The anatomy of the gonads of mosses reads like poetry: calyptra, operculum, peristome, columella, antheridia and archegonia, and could be mesmerizing set to a chant like We All Come From the Goddess. It would also be a great memory aid to botany students such as I once was at UC Santa Barbara, my freshman year. There, under the tutelage of brilliant Dr. Muller, who wrote the textbook I still cherish for its encyclopedic grasp of the plant world and its clear and well-labeled illustrations, I learned about a microscopic world that had fascinated me since childhood.

As a child, I was always wandering in the woods and packing home bits of this and that: a discarded deer antler; a bird nest; the seedpods of strange lilies, crystals or the feathers of birds. On my tenth birthday, my parents gave me a small magnifying glass with three different lenses that folded into a small, compact case and fit nicely into the pocket of my jeans. Now I could explore a still smaller and more diverse world that raised more questions than my amateur observations could answer. Why, for example, did the mosses suddenly erupt in fields of tiny, waving stalks with lantern-shaped ends? What was the meaning of the chalky cups that clustered, bluish and seductively moist, amidst the velvety green carpets?
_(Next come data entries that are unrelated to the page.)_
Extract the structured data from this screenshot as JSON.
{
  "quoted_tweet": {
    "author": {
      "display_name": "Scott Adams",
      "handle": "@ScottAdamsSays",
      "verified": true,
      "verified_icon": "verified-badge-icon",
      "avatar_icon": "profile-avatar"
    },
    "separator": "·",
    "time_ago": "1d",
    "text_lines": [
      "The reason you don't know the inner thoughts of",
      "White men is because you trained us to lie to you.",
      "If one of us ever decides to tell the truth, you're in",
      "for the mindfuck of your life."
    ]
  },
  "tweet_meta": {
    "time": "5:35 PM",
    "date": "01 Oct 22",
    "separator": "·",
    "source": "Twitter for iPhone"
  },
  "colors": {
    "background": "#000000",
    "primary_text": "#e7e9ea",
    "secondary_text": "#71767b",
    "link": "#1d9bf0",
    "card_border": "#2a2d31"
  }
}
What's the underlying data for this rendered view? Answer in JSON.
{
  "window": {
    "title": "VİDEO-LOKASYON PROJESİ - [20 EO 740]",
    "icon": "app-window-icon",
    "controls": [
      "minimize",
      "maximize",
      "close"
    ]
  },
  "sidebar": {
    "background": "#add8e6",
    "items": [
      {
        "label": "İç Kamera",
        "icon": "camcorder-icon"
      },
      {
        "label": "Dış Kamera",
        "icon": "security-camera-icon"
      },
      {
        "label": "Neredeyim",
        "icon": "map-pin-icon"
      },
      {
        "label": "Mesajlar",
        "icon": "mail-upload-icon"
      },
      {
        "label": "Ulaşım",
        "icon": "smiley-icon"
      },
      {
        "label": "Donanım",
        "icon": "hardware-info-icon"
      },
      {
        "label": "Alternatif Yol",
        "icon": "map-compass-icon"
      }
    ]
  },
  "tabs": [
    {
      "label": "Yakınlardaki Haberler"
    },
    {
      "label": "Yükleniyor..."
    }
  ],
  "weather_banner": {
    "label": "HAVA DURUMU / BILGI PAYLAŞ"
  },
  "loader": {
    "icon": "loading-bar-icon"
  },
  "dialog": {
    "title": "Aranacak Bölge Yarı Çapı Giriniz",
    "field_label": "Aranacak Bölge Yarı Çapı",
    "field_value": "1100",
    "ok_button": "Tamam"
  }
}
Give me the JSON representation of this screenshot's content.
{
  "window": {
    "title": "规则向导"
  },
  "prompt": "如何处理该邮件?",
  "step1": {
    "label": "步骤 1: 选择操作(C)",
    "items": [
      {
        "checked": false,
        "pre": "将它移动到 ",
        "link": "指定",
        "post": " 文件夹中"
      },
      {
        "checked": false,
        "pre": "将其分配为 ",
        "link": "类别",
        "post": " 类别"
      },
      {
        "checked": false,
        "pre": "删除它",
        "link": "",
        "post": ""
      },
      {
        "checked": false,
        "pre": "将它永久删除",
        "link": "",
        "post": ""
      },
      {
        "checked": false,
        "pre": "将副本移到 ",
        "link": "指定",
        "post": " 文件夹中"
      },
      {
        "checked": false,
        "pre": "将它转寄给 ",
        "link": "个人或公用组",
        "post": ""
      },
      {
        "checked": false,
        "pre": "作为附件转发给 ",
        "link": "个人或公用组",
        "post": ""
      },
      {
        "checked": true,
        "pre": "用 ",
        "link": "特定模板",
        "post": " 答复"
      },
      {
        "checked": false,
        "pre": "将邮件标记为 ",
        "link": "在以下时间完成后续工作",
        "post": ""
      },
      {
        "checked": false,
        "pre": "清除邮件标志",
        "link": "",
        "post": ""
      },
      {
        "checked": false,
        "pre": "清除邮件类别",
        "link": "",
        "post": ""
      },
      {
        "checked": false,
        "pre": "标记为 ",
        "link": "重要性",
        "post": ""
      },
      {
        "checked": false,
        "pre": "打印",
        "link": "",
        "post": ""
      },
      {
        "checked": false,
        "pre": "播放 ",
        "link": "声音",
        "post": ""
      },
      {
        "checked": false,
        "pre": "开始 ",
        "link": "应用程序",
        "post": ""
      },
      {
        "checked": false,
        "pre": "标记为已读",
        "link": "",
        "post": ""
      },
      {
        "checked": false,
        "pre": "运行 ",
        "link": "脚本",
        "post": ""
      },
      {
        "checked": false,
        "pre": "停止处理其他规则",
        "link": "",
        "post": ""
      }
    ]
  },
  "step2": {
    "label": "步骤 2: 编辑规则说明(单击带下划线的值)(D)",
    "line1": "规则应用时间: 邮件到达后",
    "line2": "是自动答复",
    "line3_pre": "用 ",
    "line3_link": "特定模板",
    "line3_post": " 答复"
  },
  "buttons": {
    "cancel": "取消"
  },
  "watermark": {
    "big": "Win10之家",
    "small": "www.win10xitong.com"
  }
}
 Now I know that from an early age I was voyeuristically present at the seasonal Bacchanalia of the mosses. Those tiny cups brimming with dewdrops were actually chalky with a powdery mass of spores. When the surroundings are moist, tiny teeth bend in and scoop out the spores; when the surroundings are dry, the teeth bend outwards, disseminating the spores to the winds. It’s the moss’s version of oral sex. Who knew? Certainly not my parents who, as good 1950s parents ought not, would never have mouthed the words oral sex in front of us kids even if threatened with the rack.

I fantasize that, to the mosses, the soughing of the storm wind through the pines is both a love song symphonic in its polyphonies and a clarion call to action. Sex happens fast on the side of the road and all those little velvet cushions of moss are whispering with pillow talk. 



As with the amorous dartings of birds in spring; the glad chorus of a summer frog pond; or the glistening fields of ripe grasses lying down beneath the autumn wind, winter has its procreative bonfire, too.  I lie in my monogamous bed, listening to the patter of the rain on the roof, thinking kindly thoughts of my oögamous neighbors, and I smile. It’s an orgy, out there!